Sur le plan réglementaire, les arrêtés régissant la navigation en aval de Sampzon sont très précis, en indiquant notamment une limite de hauteur d’eau à la location de canoë. Déterminée avec l’aide des professionnels de l’encadrement et de la location de canoë, cette indication de hauteur d’eau a été fixée selon le danger objectif des obstacles. La côte à partir de laquelle le danger devenait réel (par exemple l’apparition d’un siphon au passage d’un rapide ou du phénomène de rappel en pied de seuil par exemple) est devenue la référence au-delà de laquelle l’activité de location devenait interdite.
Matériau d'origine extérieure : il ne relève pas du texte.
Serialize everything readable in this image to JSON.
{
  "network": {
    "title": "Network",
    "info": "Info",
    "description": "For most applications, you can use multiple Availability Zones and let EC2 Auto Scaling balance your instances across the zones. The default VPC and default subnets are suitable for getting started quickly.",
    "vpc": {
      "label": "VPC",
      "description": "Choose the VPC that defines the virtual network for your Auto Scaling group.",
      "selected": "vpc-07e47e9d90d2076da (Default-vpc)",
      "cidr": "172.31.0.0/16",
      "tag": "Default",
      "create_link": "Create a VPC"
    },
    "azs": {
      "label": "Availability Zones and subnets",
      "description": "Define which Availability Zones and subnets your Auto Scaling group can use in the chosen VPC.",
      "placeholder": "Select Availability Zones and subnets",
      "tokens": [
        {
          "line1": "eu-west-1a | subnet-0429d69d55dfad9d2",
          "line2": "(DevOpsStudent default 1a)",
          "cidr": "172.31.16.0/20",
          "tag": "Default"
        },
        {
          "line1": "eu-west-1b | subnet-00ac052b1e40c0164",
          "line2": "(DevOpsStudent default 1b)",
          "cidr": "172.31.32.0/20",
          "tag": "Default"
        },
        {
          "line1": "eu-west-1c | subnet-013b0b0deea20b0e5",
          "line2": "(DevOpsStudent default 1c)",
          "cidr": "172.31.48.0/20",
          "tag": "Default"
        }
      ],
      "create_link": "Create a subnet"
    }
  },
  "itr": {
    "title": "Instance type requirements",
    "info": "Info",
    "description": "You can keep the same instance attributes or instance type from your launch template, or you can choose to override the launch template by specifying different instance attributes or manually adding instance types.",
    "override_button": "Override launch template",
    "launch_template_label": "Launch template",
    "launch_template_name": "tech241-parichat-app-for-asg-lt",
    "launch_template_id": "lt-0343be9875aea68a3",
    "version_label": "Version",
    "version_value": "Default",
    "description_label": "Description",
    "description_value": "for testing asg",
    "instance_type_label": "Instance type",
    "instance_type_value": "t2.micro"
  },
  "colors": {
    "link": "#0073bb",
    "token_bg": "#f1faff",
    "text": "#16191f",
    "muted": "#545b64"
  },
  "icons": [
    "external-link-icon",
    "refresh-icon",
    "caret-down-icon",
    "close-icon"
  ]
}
Bien que cette réglementation n’élimine pas tous les dangers de la rivière, celle-ci a très certainement contribué à réduire sensiblement le nombre d’accidents. Pour la partie de rivière située en amont de Sampzon, la réglementation est en revanche beaucoup moins précise et se fonde sur la référence à une échelle (Vogüé) qui ne semble plus calibrée correctement en raison des mouvements du lit de la rivière. Cette situation crée un vide juridique, ce qui peut entraîner de réels dangers aussi bien sur les parties naturelles qu’aménagées de la rivière. Une extension à tout le linéaire de la rivière des règles appliquées en aval de Sampzon paraît donc primordiale en prévoyant notamment l’installation sur le secteur de Ruoms (en amont des confluences de la Beaume et du Chassezac) d’une échelle dé référence pour la partie amont. Enfin, en termes d’information, la signalétique mise en place sur la rivière est clairement défaillante. Il convient urgemment que les services auxquels cette mission de signalétique a été déléguée s’emploient au plus vite à y remédier.


La valeur patrimoniale de l'ouvrage (4)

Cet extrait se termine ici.